Business / Industries

From farm to dining table, food takes Web route to success

By Meng Jing in Xi'an (China Daily) Updated: 2016-02-15 08:05

From farm to dining table, food takes Web route to success

Tang Qiaoqing, a worker at the Wangjiazhen township e-commerce service station, puts some local agriculture products up for online sales in Wuyi, Zhejiang province. [Photo provided to China Daily]

Until 2014, farmer Yang Kuanmin of Luochuan county, Shaanxi province, West China, used to earn around 80,000 yuan ($12,168) per annum growing and selling apples. But, last year, his story of 10 years changed, and his annual income surged by a staggering 50 percent to 120,000 yuan, when he jumped on the e-commerce bandwagon.

"Getting online is so good for sales. You can sell your fruit to customers around China," he said.

This year, farmers such as Yang were swept off their feet by e-commerce when Alibaba Group Holding Ltd held the Ali Spring Festival Shopping event from Jan 17 to Jan 21.

In Yang's hometown, about 90,000 kilograms of apples were sold online in just 11 hours during the five-day event, the third such shopping festival held by Alibaba in less than three months, the other two being the events on Nov 11 (or 11-11, Singles' Day) and Dec 12 (or 12-12).

The event helps hardworking farmers to earn some extra income. It also offers city dwellers genuine farm produce from their hometowns. Alibaba hopes the event will attract more farmers in coming years.

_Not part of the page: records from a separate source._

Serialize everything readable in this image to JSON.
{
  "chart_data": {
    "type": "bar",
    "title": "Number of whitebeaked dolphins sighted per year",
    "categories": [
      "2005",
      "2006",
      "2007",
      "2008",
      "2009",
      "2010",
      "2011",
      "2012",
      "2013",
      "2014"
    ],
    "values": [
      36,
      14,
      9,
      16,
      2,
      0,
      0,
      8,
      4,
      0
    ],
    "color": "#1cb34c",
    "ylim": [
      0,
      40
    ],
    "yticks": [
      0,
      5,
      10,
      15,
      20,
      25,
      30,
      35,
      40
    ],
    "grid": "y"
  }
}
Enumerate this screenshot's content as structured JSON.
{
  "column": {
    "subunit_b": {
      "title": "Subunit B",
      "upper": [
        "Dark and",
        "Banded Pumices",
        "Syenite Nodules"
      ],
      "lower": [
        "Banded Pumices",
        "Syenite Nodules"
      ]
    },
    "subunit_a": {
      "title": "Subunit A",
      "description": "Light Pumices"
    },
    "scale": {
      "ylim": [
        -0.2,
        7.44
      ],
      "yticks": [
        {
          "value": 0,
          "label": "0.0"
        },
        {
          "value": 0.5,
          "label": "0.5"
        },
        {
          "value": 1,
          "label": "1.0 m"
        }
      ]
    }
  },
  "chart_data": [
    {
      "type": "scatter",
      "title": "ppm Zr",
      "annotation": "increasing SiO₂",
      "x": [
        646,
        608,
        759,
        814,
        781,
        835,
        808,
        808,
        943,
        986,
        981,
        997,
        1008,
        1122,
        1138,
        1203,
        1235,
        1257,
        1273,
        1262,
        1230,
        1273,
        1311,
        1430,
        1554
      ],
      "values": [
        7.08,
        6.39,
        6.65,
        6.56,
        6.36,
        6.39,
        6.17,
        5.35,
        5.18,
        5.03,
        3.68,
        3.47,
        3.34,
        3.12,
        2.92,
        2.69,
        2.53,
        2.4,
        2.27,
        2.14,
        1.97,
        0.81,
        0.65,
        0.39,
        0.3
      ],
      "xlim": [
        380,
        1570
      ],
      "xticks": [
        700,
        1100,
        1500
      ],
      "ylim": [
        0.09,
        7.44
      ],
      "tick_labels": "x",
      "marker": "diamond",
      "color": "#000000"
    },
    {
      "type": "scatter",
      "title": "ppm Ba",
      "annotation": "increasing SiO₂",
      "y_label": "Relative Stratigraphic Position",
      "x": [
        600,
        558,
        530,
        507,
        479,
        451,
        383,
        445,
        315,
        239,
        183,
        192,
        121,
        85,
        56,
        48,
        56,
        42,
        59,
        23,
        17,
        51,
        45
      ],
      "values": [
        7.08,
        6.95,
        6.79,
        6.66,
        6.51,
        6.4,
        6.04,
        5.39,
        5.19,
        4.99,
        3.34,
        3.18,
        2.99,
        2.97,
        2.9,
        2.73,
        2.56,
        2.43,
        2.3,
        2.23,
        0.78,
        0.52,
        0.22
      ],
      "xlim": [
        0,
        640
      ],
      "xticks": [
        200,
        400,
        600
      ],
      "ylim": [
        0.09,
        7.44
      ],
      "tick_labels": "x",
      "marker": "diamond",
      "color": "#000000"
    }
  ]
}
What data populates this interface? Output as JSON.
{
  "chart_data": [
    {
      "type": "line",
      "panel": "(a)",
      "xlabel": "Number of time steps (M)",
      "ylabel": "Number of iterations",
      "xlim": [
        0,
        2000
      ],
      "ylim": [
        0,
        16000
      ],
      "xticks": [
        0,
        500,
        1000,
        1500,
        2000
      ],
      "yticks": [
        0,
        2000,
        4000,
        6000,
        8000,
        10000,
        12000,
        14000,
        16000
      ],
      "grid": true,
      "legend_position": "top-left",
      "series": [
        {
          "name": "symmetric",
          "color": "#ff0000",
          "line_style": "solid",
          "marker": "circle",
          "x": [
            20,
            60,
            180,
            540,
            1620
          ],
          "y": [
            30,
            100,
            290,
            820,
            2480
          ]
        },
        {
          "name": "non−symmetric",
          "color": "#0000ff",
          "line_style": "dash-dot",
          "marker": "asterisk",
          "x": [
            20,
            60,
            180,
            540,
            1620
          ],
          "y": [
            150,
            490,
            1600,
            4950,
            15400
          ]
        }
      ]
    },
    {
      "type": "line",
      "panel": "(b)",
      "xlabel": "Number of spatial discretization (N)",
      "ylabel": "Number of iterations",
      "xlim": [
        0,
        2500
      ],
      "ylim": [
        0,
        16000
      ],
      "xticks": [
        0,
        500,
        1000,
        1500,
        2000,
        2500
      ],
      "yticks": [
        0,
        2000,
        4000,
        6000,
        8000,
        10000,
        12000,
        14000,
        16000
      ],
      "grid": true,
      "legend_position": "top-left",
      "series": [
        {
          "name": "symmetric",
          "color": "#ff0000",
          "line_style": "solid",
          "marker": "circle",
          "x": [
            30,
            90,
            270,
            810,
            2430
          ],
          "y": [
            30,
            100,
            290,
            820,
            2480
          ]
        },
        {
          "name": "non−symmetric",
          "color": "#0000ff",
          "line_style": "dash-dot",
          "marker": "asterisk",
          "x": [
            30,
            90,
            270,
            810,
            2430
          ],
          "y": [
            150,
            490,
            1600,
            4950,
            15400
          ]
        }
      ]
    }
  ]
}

Jack Ma, executive chairman of Alibaba, said the event could "enlighten" farmers about rural e-commerce and the new model of modernization in rural China.

"It (e-commerce) is an opportunity for the new generation of farmers in China. Many farmers had to leave home and work in cities to make a living. Now they can set up their own businesses without leaving their farmland," he said at an event.

He further said farmers can use big data technology and Internet to predict demand for certain commodities and decide not only what they would grow next year but their buyers.

He predicted at least 1 million farmers will return to their hometowns from cities and set up their own online businesses. "As a matter of fact, many of them have already sold various kinds of farm produce online."

Extremely fruitful sales of Luochuan apples during the Ali Spring Festival Shopping are part of a larger pattern. The top three sales items were the gift pack consisting of agricultural produce from Guizhou province, the Spring Festival dinner pack containing sausages and preserved meat from Guizhou, and oranges from Gannan.

Zhu Jun, a manager at Rural Taobao, said strict quality control contributed to the popularity of online sales of farm produce. "Some of the local governments have set up funds worth 5 million yuan each as a way to endorse their farm produce. If online shoppers receive poor-quality commodities, the fund will compensate them."

Wang Xiaoxing, an analyst with the Beijing-based Internet consultancy Analysys International, said urban residents are concerned about food safety, so they prefer to buy good-quality farm products directly from farmers.

"But ensuring food, after the long transportation, retains its good quality at the time of delivery to the consumer is still a challenge," he said. "Farm produce are not like standardized industrial products. But it is important to set up a national standard to rate the quality of farm produce sold online so that the business can truly take off."